My colleagues in India acknowledged that there is a great need for further work in the area of withdrawal of treatment decision-making and in the provision of inpatient and community based palliative care and hospice services. For example, a newborn infant had a life-threatening diagnosis, and after much discussion with the neonatologist, the family agreed to withdraw ventilator support. They wanted to take their child home to die even though there were no hospice services in the community to support them at home. Within 24 hours of discharge, the infant was re-admitted and placed back on the ventilator because the family could not cope with the respiratory distress of their dying infant. The infant died a number of days later in the hospital following a gradual controlled withdrawal of ventilator support. Even though we have programs and resources in the United States that could have supported this family and prevented the re-admission, it is important to note that this scenario could easily take place in one of our communities in the United States as well.

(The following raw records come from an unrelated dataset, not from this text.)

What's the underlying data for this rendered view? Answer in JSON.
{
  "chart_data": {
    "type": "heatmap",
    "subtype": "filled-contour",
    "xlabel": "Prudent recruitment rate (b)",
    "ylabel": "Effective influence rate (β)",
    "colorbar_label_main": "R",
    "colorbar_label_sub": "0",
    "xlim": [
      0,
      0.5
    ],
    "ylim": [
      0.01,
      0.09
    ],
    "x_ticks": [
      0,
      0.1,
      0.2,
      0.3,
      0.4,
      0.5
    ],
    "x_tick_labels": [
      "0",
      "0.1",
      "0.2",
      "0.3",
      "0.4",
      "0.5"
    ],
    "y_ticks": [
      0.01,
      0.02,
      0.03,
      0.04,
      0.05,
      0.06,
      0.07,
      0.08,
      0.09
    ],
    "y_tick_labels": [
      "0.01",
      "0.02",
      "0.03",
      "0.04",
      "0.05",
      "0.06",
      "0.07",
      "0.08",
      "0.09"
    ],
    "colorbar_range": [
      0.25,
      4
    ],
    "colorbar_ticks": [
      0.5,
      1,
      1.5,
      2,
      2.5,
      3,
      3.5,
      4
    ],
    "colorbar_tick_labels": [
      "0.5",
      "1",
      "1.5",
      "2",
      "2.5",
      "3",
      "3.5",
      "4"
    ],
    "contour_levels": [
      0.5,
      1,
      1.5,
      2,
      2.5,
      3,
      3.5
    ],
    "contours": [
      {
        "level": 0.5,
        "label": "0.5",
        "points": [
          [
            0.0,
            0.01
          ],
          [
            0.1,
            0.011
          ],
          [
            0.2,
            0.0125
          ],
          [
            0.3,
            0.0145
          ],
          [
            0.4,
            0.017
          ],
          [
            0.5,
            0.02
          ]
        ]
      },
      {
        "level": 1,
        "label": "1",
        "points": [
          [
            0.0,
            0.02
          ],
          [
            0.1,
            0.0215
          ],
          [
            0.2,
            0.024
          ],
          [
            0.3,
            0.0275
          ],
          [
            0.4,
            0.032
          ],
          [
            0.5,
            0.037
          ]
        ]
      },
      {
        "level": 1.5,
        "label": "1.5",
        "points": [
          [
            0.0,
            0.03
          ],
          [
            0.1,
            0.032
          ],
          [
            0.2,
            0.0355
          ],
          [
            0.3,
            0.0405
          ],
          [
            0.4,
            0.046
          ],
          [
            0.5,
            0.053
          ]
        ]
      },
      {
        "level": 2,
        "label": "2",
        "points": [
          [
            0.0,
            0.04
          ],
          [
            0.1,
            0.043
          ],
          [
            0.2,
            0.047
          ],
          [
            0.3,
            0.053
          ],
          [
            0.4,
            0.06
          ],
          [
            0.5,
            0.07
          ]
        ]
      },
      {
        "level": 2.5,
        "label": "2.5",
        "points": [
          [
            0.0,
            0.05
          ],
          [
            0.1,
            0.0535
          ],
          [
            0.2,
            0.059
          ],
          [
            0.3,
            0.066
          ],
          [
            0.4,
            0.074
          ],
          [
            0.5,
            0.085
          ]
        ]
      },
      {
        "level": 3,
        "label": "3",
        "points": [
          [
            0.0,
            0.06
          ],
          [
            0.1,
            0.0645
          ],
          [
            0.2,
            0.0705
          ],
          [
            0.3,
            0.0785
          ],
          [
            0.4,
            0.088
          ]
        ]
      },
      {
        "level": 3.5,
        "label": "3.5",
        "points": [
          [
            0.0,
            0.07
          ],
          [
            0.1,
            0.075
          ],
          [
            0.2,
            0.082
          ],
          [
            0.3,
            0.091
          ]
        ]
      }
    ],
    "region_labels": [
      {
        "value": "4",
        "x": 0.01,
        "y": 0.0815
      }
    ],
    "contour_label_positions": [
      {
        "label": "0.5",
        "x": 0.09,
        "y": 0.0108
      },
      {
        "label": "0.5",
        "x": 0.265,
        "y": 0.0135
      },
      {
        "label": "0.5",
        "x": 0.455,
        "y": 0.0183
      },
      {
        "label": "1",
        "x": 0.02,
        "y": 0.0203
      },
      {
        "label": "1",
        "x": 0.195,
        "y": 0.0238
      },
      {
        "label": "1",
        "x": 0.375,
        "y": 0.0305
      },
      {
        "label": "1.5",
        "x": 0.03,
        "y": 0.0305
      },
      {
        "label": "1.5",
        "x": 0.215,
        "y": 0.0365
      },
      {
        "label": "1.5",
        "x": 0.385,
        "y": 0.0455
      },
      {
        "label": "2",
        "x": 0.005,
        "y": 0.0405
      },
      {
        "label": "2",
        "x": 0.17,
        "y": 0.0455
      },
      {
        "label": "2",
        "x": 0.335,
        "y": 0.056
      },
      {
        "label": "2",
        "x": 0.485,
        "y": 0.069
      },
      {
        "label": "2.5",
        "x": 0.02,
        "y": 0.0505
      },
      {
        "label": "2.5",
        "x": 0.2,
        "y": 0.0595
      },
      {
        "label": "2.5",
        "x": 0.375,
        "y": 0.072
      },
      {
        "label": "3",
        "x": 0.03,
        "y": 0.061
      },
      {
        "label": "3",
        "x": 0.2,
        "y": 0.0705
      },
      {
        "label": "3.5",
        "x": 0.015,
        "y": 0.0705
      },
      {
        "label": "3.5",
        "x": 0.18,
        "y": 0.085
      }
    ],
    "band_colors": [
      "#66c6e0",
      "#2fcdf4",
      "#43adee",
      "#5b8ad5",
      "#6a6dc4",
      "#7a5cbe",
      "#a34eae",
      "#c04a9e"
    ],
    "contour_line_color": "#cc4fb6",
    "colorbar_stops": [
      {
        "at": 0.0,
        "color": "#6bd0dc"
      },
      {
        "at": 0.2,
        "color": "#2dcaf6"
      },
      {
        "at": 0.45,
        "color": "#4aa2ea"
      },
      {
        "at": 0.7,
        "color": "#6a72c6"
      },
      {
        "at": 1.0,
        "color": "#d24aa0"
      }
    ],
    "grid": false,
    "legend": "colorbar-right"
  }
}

I could provide many more examples of the ethical challenges faced by Indian clinicians and administrators in addressing the needs of patients with a life-threatening illness and their families. But what is most essential to understand is that whether in the United States or India, the same questions arise as to what is the ethical response in providing care to a patient and their family diagnosed with a life-threatening illness. Our cultural, religious, and socioeconomic context—which are never static in either culture-have a profound impact on how we decide what is the right treatment and what care to provide.